Si potrebbe comodamente etichettare come “Bollywood for dummies” il nuovo film di Rakeysh Omprakash Mehra, My Dear Prime Minister, eppure è un film che risulta di un certo interesse, anche forse indipendentemente da volontà e capacità del suo autore.

Il protagonista è un bambino che vive negli slum di Mumbay, dove nessuno ha un bagno in casa e i bisogni si fanno all’aria aperta, magari come rito di gruppo. Quando però la mamma del piccolo viene violentata durante l’espletazione di un bisogno, l’obiettivo del ragazzino sarà di costruire una toilette privata, anche a costo di dover parlare col primo ministro.

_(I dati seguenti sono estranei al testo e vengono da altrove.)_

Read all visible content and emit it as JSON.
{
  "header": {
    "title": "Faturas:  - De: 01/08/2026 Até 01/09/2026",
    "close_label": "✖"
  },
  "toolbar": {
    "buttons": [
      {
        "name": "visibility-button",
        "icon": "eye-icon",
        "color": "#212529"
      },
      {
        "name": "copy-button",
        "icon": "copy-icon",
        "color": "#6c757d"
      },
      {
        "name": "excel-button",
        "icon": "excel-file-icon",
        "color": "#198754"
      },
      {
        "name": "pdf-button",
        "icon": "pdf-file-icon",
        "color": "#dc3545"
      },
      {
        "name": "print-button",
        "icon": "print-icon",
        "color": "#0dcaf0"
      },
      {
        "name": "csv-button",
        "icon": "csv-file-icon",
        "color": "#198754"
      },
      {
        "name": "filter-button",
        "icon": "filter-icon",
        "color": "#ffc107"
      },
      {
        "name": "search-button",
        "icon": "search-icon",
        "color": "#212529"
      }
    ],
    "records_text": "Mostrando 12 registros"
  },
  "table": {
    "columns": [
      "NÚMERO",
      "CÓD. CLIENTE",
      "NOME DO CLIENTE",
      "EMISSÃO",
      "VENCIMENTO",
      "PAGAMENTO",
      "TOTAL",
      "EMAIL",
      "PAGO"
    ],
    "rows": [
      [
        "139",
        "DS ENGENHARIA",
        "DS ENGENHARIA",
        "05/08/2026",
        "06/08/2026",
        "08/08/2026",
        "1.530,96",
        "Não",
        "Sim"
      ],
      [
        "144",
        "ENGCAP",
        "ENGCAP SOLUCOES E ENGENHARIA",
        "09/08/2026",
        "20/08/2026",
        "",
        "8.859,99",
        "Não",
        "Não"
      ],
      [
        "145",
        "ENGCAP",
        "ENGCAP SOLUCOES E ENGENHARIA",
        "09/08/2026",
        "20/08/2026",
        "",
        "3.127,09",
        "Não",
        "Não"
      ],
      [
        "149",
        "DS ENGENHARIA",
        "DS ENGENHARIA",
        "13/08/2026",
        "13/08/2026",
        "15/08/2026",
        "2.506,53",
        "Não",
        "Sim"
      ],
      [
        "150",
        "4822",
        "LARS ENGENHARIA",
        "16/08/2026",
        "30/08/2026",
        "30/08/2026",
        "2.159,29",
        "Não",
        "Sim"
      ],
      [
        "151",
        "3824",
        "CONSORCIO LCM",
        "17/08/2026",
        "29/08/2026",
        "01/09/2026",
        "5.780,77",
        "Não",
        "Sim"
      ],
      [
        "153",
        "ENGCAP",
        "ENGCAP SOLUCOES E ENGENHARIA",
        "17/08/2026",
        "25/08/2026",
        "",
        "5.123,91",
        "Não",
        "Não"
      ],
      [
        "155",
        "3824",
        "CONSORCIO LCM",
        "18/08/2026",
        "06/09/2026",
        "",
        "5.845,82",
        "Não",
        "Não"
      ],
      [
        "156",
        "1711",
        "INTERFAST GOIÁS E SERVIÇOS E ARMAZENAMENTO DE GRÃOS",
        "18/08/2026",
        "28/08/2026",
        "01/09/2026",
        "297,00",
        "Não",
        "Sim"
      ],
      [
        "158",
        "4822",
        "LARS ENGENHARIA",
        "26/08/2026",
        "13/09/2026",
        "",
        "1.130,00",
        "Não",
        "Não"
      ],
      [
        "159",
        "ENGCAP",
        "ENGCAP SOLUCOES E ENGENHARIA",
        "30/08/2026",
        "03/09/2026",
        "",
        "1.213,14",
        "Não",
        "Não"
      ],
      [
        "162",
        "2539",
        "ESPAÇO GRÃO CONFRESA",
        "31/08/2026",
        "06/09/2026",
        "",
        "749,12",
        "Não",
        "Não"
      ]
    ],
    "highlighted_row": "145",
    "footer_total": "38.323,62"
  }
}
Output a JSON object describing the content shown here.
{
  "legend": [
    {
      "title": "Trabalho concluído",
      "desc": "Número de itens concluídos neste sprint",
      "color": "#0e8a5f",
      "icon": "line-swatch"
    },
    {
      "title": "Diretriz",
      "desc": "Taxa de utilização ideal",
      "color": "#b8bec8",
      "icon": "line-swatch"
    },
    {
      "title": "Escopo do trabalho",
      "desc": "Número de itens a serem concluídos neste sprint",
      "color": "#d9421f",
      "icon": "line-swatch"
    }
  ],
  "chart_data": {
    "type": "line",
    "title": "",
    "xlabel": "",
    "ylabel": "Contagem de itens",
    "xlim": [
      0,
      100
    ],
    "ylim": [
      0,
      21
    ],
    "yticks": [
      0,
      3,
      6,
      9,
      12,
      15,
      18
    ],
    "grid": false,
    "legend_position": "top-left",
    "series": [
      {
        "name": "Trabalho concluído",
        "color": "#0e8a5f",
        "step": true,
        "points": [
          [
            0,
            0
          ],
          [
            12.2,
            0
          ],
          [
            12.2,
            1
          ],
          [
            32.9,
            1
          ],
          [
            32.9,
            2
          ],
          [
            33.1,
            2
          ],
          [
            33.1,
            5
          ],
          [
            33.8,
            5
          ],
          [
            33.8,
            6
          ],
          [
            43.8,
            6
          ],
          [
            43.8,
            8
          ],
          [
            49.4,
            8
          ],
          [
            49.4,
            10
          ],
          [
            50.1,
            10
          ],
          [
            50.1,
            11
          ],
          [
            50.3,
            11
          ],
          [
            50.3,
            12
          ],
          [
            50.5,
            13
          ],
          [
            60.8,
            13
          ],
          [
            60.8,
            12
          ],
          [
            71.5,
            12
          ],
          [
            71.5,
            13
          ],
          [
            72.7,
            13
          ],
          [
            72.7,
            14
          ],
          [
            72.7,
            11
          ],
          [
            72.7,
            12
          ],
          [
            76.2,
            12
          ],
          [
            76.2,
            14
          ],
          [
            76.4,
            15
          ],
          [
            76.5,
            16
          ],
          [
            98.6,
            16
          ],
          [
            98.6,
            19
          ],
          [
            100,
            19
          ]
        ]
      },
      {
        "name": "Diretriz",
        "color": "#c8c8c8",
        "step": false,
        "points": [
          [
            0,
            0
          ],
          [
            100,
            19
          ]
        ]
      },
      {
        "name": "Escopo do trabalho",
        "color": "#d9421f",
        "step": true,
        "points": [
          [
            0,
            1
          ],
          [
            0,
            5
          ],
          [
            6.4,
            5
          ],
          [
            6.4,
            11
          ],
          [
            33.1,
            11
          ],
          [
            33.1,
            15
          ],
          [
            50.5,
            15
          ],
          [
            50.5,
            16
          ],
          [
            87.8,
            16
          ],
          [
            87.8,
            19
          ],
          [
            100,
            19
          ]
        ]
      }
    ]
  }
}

Sembra una di quelle storie vere da cui sono tratti molti film asiatici, ma quella scritta dal regista con Hussain Dalal e Manoj Mairta è invece una commedia commovente, schiettamente popolare che al di là dei suoi limiti lavora in modo curioso e intrigante sul rimosso della società e della cultura indiane.

Tutto ruota infatti al bagno pubblico e all’atto della defecazione come elemento di coesione sociale per le donne dello slum e anche di protezione, di comunità, se è vero come recitano le didascalie che circa la metà degli stupri avviene a causa della mancanza di bagni pubblici o privati negli slum.

E allora My Dear Prime Minister usa l’osceno (ossia ciò che viene lasciato fuori dalla scena), in questo caso le deiezioni, per parlare di un’oscenità molto più pesante nel contesto indiano, ovvero la cultura dello stupro che lo permea, di cui quasi tutti i maschi sono imbevuti e che incarnano spesso inconsciamente (per esempio: come ci si può difendere da quella cultura se la praticano le istituzioni?).

Mehra fa questa riflessione attraverso un genere anch’esso rimosso dall’attenzione della critica e del discorso cinematografico ma importante per il pubblico ovvero il film per bambini o ragazzi, trovando quindi un target perfetto per cambiare il modo di affrontare le questioni.

Questo porta il film a spingersi in territori apparentemente più superficiali, a sposare modalità di racconto più facili e accattivanti, a spingere il pedale su uno stile sempliciotto e globalizzato - ma privo del paternalismo di certi esperimenti europei realizzati in India - tra canzoni, amori e lacrime.

Eppure nel suo piccolo, My Dear Prime Minister prova a mettere in crisi la cultura dominante che racconta, a svelarne l’abiezione, riportando le omissioni più o meno gravi al centro della scena dalle quali si può generare il rinnovamento: i piccioni che all’inizio si trovano sulla statua di Gandhi, lasciano su di essa degli escrementi che nell’ultima inquadratura diventano fiori.